IN AUTOMOTIVE NEWS...
IN TRAD CAR NEWS…
- A big fire at major Ford supplier Novelis destroyed a key part of its New York aluminium plant in a matter of hours. Novelis supplies about 40% of the aluminium sheet used by the entire automotive industry in the US, so this is not good news.
- Jaguar Land Rover gingerly restarted production again after having been hacked recently.
- BMW cut its profit guidance following weak sales in China, highlighting the demise of premium European carmakers who are getting whupped by domestic manufacturers. BMW had a disappointing Q3 and has reduced sales forecasts for the rest of the year in China.
- Aston Martin announced yet another profit warning and appealed for more “proactive support” from the government. When will its disastrous performance ever end?
- Ferrari became the latest sports car manufacturer to rein in its EV plans, saying that 20% of its line-up would be electric by 2030 rather than the previously predicted 40%.
IN EVs…
- Tesla unveiled cheaper versions of its Model 3 and Model Y to attract US buyers who are no longer benefitting from a $7,500 tax credit. Also the National Highway Traffic Safety Administration (NHTSA) is conducting yet another investigation into Tesla’s Full Self-Driving (FSD) functionality after reports of crashes.
- The UK is now BYD’s biggest market outside China, topping sales from the likes of Citroën, Fiat, Honda, Lexus, Mazda, Seat and Suzuki.
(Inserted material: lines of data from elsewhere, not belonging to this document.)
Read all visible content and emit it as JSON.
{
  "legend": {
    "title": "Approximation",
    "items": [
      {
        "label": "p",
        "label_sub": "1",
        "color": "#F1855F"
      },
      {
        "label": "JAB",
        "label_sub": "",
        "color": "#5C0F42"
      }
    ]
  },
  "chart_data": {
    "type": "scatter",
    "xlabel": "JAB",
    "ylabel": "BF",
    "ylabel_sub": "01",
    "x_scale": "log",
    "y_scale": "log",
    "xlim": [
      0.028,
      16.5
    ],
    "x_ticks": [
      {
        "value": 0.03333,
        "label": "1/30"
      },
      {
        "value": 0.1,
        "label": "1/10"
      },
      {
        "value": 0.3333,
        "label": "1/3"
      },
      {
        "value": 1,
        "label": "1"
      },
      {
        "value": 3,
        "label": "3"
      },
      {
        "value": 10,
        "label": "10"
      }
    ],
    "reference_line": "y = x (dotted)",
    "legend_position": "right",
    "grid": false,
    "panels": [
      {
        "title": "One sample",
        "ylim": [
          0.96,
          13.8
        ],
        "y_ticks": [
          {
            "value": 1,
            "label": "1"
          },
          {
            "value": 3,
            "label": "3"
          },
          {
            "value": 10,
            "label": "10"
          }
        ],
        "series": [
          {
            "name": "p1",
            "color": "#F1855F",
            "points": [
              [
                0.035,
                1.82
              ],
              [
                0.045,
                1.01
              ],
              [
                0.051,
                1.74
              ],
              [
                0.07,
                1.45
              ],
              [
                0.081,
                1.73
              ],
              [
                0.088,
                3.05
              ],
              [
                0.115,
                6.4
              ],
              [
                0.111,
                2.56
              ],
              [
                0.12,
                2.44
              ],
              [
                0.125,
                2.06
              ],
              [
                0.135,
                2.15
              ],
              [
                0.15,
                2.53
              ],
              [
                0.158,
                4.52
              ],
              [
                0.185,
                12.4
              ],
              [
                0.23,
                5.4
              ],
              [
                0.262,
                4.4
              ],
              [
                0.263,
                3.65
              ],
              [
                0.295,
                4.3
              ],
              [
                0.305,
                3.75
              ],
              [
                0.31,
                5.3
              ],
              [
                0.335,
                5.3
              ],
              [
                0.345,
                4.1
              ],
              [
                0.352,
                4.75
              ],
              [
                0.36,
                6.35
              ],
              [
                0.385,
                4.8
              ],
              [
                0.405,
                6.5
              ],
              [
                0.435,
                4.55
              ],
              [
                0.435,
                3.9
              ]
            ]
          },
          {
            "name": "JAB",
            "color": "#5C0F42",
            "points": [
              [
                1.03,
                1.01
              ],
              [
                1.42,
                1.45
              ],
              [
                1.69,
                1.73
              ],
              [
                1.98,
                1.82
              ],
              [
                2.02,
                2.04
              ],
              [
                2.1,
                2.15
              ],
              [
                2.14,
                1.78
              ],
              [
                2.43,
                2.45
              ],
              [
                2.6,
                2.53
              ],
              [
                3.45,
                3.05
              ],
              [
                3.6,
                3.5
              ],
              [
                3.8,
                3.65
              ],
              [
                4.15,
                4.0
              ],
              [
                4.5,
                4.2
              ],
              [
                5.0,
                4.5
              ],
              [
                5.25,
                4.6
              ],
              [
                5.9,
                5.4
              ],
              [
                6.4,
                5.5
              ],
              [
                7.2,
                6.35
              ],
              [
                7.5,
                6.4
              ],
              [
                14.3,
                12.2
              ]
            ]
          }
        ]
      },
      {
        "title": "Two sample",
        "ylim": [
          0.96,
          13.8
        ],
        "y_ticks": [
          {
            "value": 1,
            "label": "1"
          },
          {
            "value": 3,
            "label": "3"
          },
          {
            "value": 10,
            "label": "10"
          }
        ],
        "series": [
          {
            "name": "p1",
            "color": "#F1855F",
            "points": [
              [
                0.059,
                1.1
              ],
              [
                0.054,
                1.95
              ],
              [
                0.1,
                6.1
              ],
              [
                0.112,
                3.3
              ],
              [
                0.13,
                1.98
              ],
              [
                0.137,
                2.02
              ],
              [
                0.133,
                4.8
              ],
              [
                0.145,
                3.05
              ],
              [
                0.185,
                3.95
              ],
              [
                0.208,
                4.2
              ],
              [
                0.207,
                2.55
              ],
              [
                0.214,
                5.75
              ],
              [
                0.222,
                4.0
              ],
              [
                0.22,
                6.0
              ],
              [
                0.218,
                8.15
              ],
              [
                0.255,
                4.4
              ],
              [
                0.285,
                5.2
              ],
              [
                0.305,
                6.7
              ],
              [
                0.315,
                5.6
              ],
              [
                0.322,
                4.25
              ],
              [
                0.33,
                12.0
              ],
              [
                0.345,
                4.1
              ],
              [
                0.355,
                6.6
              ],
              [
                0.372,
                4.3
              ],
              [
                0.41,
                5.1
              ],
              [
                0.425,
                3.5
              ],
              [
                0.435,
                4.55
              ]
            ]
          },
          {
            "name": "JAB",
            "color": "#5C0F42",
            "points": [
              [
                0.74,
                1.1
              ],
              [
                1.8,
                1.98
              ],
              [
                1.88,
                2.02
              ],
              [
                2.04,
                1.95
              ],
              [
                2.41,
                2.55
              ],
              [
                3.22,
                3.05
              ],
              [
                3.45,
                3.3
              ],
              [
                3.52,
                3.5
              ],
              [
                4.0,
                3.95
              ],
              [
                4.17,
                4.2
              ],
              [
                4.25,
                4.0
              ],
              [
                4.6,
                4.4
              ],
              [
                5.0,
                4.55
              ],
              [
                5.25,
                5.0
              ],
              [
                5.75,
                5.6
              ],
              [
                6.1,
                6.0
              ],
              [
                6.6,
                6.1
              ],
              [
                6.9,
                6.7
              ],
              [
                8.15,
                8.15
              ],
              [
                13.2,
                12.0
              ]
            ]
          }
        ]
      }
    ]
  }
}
BYD also outsold Tesla.
IN MISCELLANEOUS NEWS...
- IN REAL ESTATE NEWS – UK ministers announced major changes to the UK’s planning system to make it easier for developers to build houses and carry out infrastructure projects. Ministers are also looking at ways of speeding up the homebuying process but Halifax data shows that house price rises have slowed down in the year to September thanks to affordability still being tricky and worries about the broader economic outlook. This is something that was echoed in the latest RICS survey which showed that interest and activity in the market generally is grinding to a halt.
- IN PHARMACEUTICALS NEWS – AstraZeneca’s chairman said that the company would stop investing in Britain because of the state of drug pricing in the UK (the NHS doesn’t pony up). Many other pharma companies have said the same thing and it looks like it’s had an effect because PM Starmer made positive noises about boosting NHS spending on drugs in order to appease pharmaceuticals companies. Meanwhile, AstraZeneca signed a $555m deal with Algen Biotechnologies to develop and commercialise therapies from the gene-editing tech known as Crispr. Algen specialises in using AI in drug discovery. AstraZeneca also got great results from late-stage trials of its blood pressure treatment baxdrostat. If it goes on to get approval, it’s thought that it could generate annual sales of up to $5bn!
- Law firm Pogust Goodhead took the unusual step of standing aside as lead solicitor in a massive diesel emissions lawsuit. A number of senior lawyers left in protest after chief exec Tom Goodhead was kicked out by its funder, US hedge fund Grammercy, and replaced by a new board. Leigh Day is going to take up the challenge as sole lead.